Start-up company Innovive Pharmaceuticals Inc. added a second compound to its pipeline by licensing rights to a dual Bcr-Abl/Lyn kinase inhibitor from Nippon Shinyaku Co. Ltd.
New York-based Innovive gained worldwide development rights, except for Japan, to NS-187, now designated INNO-406, an oral compound aimed at treating Gleevec-resistant chronic myelogenous leukemia.
There are about 20,000 CML patients in the U.S., but that is expected to grow by 3,000 or 4,000 patients each year. Gleevec (imatinib mesylate), a Bcr-Abl inhibitor, is sold by Basel, Switzerland-based Novartis AG and was the first approved therapy for CML.

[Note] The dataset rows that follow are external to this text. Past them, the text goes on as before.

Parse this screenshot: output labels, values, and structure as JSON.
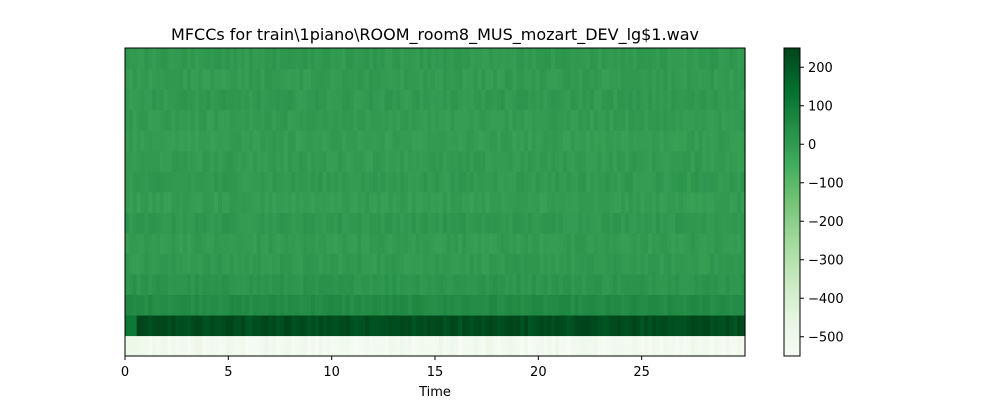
{
  "chart_data": {
    "type": "heatmap",
    "title": "MFCCs for train\\1piano\\ROOM_room8_MUS_mozart_DEV_lg$1.wav",
    "xlabel": "Time",
    "ylabel": "",
    "x_ticks": [
      0,
      5,
      10,
      15,
      20,
      25
    ],
    "xlim": [
      0,
      30
    ],
    "n_time_frames": 160,
    "n_coefficients": 15,
    "coefficient_means": [
      -520,
      230,
      50,
      20,
      5,
      0,
      10,
      -5,
      5,
      0,
      -5,
      0,
      5,
      0,
      5
    ],
    "colorbar": {
      "vmin": -550,
      "vmax": 250,
      "ticks": [
        200,
        100,
        0,
        -100,
        -200,
        -300,
        -400,
        -500
      ],
      "tick_labels": [
        "200",
        "100",
        "0",
        "−100",
        "−200",
        "−300",
        "−400",
        "−500"
      ],
      "colormap": "Greens"
    },
    "colors": {
      "low": "#f7fcf5",
      "high": "#00441b"
    }
  }
}
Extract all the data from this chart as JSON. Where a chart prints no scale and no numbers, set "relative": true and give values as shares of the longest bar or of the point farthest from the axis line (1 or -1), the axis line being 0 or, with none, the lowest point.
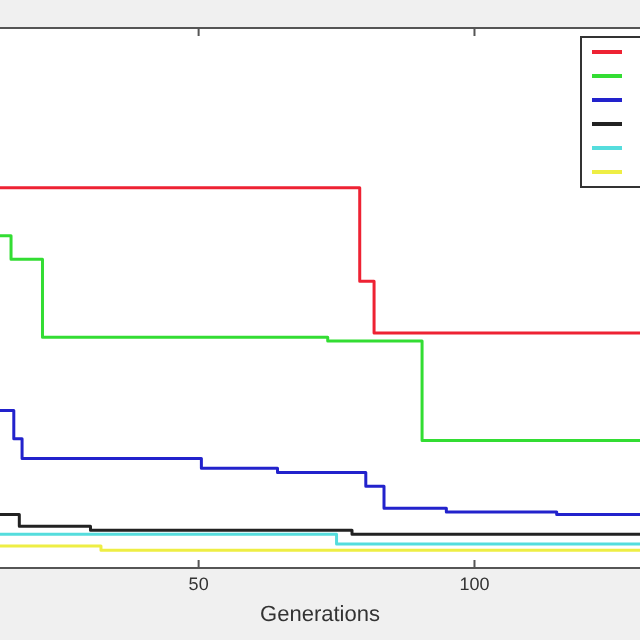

"However, we started seeing Gleevec resistance occurring in a couple of ways," said Steven Kelly, president and CEO of Innovive. The rate of Gleevec-resistant and refractory patients is estimated from 4 percent to 13 percent of the treated CML population, Innovive said.
One way resistance occurs is through mutations in the Bcr-Abl gene. Another way involves the up-regulation of pathways - the Lyn kinase pathway is the most predominant - that bypass Bcr-Abl.
"Nippon Shinyaku did the work to identify a compound that would have higher Bcl-Abl activity to overcome mutations and that would also affect the Lyn kinase pathway," Kelly told BioWorld Today.
Innovive said research published about the compound shows that it appears to be 25 to 55 times more potent than Gleevec in vitro, and at least 10 times as effective as Gleevec when it comes to suppressing the growth of Bcr-Abl-bearing tumors. The drug also demonstrated activity in 12 of 13 Gleevec-resistant cell lines.
Kelly said the company saw data presented by Nippon, of Kyoto, Japan, at the annual American Society of Hematology meeting in Atlanta last month and "were very interested" in the compound, which "was specific to the exact resistance that occurs in CML."
Financial terms of the deal were not disclosed, though Kelly said it was a "standard type of deal," involving a "modest up-front" payment and back-end royalties. Innovive's plan is to "get it into the clinic as rapidly as possible," he said, anticipating a pre-investigational new drug application meeting within the next month and an IND submission later in the quarter, with the goal of starting trials around the middle of the year.
The company's first product, INNO-105, recently began a Phase I study in pancreatic cancer. Innovive gained worldwide rights to that compound from Pennsylvania State University in May. INNO-105, a naturally occurring molecule, is designed to inhibit cell growth and division by interacting with the opioid growth factor receptor found on the nuclear membrane of cancer cells, including those associated with pancreatic, head and neck, colon, neuroblastoma and renal-cell cancers.
Founded 18 months ago with a focus on oncology and hematology, Innovive's strategy is to in-license development-stage products.
"We're not investing a great deal of money in research," Kelly said, adding that the company's aim now is to "acquire things that are at the IND or Phase I stage and translate those into rapid clinical results." Over the next year, Innovive, which just added its fifth employee, plans to announce the acquisition of another technology and intends to conduct a Series A financing. Kelly said Innovive also will "begin exploring routes to become a publicly traded company."